Now, we will create an instance. The instance is a virtual machine in the cloud, like AWS EC2. You need the instance to connect to the network that we just created in the previous step.

  1. Go to Compute > Instances and then click Launch Instance.
  2. In Details tab,
    1. Fill Instance Name, for example Ubuntu 1.
    2. Select Flavor, for example m1.medium.
    3. Fill Instance Count with 1.
    4. Select Instance Boot Source with Boot from Image.
    5. Select Image Name with Ubuntu 14.04 amd64 (243.7 MB) if you want install Ubuntu 14.04 in your virtual machine.
  3. In Access & Security tab,
    1. Click [+] button of Key Pair to import key pair. This key pair is a public and private key that we will use to connect to the instance from our machine.
    2. In Import Key Pair dialog,
      1. Fill Key Pair Name with your machine name (for example Edward-Key).
      2. Fill Public Key with your SSH public key (usually is in ~/.ssh/id_rsa.pub). See description in Import Key Pair dialog box for more information. If you are using Windows, you can use Puttygen to generate key pair.
      3. Click Import key pair.
    3. In Security Groups, mark/check default.
  4. In Networking tab,
    1. In Selected Networks, select network that have been created in Step 1, for exampleinternal.
  5. Click Launch.
  6. If you want to create multiple instances, you can repeat step 1-5. I created one more instance with instance name Ubuntu 2.

Step 3: Create Router

I guess you already know what router is. In the step 1, we created our network, but it is isolated. It doesn’t connect to the internet. To make our network has an internet connection, we need a router that running as the gateway to the internet.
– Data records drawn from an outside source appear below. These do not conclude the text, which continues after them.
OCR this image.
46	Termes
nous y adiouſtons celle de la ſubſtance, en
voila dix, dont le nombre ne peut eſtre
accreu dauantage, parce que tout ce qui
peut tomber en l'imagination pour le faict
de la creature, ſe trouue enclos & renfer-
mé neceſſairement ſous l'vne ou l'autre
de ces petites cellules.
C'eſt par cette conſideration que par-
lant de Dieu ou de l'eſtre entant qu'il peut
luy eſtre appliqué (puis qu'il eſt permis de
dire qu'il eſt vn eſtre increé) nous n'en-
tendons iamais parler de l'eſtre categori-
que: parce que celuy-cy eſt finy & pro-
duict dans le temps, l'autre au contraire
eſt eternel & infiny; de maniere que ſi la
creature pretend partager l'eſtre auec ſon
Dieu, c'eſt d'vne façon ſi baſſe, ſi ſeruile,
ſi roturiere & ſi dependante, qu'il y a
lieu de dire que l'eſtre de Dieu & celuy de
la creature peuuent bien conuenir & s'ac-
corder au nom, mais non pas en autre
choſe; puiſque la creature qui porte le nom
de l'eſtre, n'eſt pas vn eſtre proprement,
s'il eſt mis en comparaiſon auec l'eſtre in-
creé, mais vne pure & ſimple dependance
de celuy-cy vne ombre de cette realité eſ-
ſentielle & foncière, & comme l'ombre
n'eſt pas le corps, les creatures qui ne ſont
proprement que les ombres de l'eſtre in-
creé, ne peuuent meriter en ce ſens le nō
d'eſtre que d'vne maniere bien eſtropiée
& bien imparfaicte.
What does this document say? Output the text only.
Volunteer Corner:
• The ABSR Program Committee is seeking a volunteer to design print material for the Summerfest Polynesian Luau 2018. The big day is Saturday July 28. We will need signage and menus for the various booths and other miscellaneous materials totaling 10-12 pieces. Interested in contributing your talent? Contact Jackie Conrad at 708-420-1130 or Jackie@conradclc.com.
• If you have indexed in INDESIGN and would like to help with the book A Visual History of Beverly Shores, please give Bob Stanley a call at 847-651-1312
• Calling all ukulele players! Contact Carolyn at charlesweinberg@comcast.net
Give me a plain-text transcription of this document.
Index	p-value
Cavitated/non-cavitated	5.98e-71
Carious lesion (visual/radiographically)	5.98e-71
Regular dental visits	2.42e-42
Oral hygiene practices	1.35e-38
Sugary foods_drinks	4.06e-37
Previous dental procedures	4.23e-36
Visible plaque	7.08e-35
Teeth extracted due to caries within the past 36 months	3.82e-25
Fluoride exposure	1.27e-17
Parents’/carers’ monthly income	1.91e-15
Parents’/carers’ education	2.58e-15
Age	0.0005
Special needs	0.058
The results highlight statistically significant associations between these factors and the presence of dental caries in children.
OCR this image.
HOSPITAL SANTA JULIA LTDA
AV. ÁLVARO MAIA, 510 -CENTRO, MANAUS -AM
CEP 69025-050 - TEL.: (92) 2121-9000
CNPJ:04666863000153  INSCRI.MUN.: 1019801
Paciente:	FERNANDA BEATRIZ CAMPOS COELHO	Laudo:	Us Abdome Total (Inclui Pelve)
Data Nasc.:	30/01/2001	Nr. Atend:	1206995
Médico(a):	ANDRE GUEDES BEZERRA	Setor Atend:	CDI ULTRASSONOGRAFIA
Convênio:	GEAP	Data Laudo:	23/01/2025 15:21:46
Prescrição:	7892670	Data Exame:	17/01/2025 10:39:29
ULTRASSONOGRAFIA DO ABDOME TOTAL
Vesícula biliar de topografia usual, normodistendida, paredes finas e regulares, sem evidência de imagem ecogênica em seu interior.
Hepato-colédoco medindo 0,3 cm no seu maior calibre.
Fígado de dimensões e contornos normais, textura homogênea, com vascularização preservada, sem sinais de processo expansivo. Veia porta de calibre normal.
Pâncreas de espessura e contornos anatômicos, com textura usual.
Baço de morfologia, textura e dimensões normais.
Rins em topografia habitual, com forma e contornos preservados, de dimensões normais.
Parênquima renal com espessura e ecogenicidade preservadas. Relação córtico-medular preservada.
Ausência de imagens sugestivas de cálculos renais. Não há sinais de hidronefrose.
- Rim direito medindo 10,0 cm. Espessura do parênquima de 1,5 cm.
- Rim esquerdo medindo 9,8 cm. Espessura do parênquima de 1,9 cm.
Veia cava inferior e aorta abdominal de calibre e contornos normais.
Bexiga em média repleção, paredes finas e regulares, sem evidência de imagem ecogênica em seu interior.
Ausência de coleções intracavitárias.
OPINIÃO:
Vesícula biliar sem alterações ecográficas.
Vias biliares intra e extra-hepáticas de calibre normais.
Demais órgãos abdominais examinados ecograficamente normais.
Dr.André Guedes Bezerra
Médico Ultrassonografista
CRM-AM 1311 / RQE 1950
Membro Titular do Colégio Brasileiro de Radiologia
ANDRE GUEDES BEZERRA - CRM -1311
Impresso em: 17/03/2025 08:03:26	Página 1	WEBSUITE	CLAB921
  1. Go to Network > Routers and then click Create Router.
  2. Fill Router Name for example router1 and then click Create router.
  3. Click on your router name link, for example router1, Router Details page.
  4. Click Set Gateway button in upper right:
    1. Select External networks with external.
    2. Then OK.
  5. Click Add Interface button.
    1. Select Subnet with the network that you have been created in Step 1.
    2. Click Add interface.
  6. Go to Network > Network Topology. You will see the network topology. In the example, there are two network, i.e. external and internal, those are bridged by a router. There are instances those are joined to internal network.

Step 4: Configure Floating IP Address

Floating IP address is public IP address. It makes your instance is accessible from the internet. When you launch your instance, the instance will have a private network IP, but no public IP. In OpenStack, the public IPs is collected in a pool and managed by admin (in our case is TryStack). You need to request a public (floating) IP address to be assigned to your instance.

  1. Go to Compute > Instance.
  2. In one of your instances, click More > Associate Floating IP.
  3. In IP Address, click Plus [+].
  4. Select Pool to external and then click Allocate IP.
  5. Click Associate.
  6. Now you will get a public IP, e.g. 8.21.28.120, for your instance.

Step 5: Configure Access & Security

OpenStack has a feature like a firewall. It can whitelist/blacklist your in/out connection. It is called Security Group.

  1. Go to Compute > Access & Security and then open Security Groups tab.
  2. In default row, click Manage Rules.
  3. Click Add Rule, choose ALL ICMP rule to enable ping into your instance, and then clickAdd.
  4. Click Add Rule, choose HTTP rule to open HTTP port (port 80), and then click Add.
  5. Click Add Rule, choose SSH rule to open SSH port (port 22), and then click Add.
  6. You can open other ports by creating new rules.

Step 6: SSH to Your Instance

Now, you can SSH your instances to the floating IP address that you got in the step 4. If you are using Ubuntu image, the SSH user will be ubuntu.

That’s all, You can now do play around !! Enjoy !! Cheers !!